# Found an odd bug in spring culture



## Azurel (Aug 5, 2010)

I was feeding out some springs this morning to some froglets and found a weird bug in one of my spring cultures. I have never seen anything other then springs in this culture or infact in any of my cultures. This was in one of my oldest cultures.... At first I thought it was some other type of spring cause it sprang like a spring but then I couldn't get it to do it again so I though maybe it's not.... Any ideas? Bug IDs are not my forte..

No ID bug


----------



## Pumilo (Sep 4, 2010)

Have you ever kept giant black Tomocerus? They can range from black to silver to tan, all within the same culture.


----------



## Azurel (Aug 5, 2010)

Pumilo said:


> Have you ever kept giant black Tomocerus? They can range from black to silver to tan, all within the same culture.


Yea the culture I got from you....Still going strong....Didn't seem like a spring but that was my first impression.....Thanks Doug


----------



## Pumilo (Sep 4, 2010)

Ok, then I'm going with Giant Black Tomocerus.


----------



## Pumilo (Sep 4, 2010)

Oh, and thanks for exposing my feeble memory!
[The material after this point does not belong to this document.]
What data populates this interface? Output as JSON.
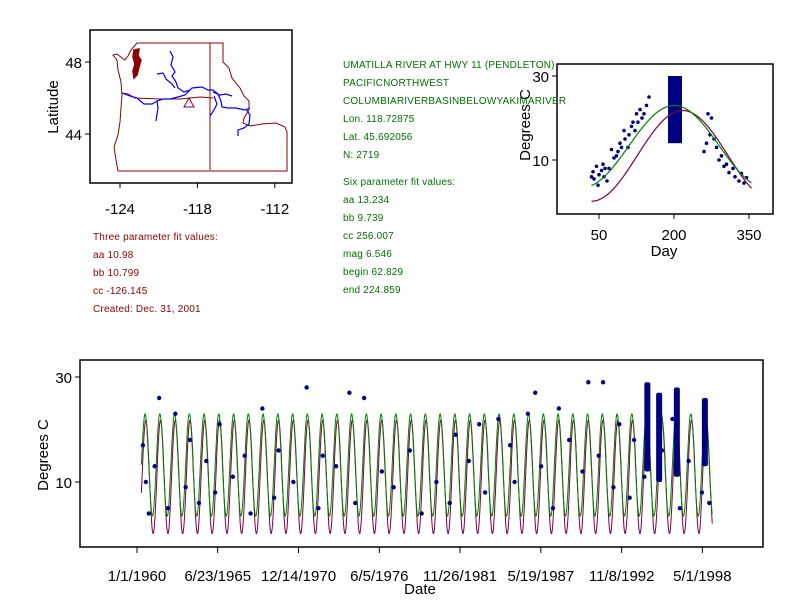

I guess they put "senior" under my name for a reason.


----------



## Alexandre8100 (Sep 7, 2012)

Great sharing...
Thanks for sharing this...


----------



## Ilovebugs (Jul 28, 2012)

Kinda looks like a springtail.


----------



## bobrez (Sep 10, 2011)

Nice pic, now I know what they look like


----------



## fieldnstream (Sep 11, 2009)

I think that is a Narwhal


----------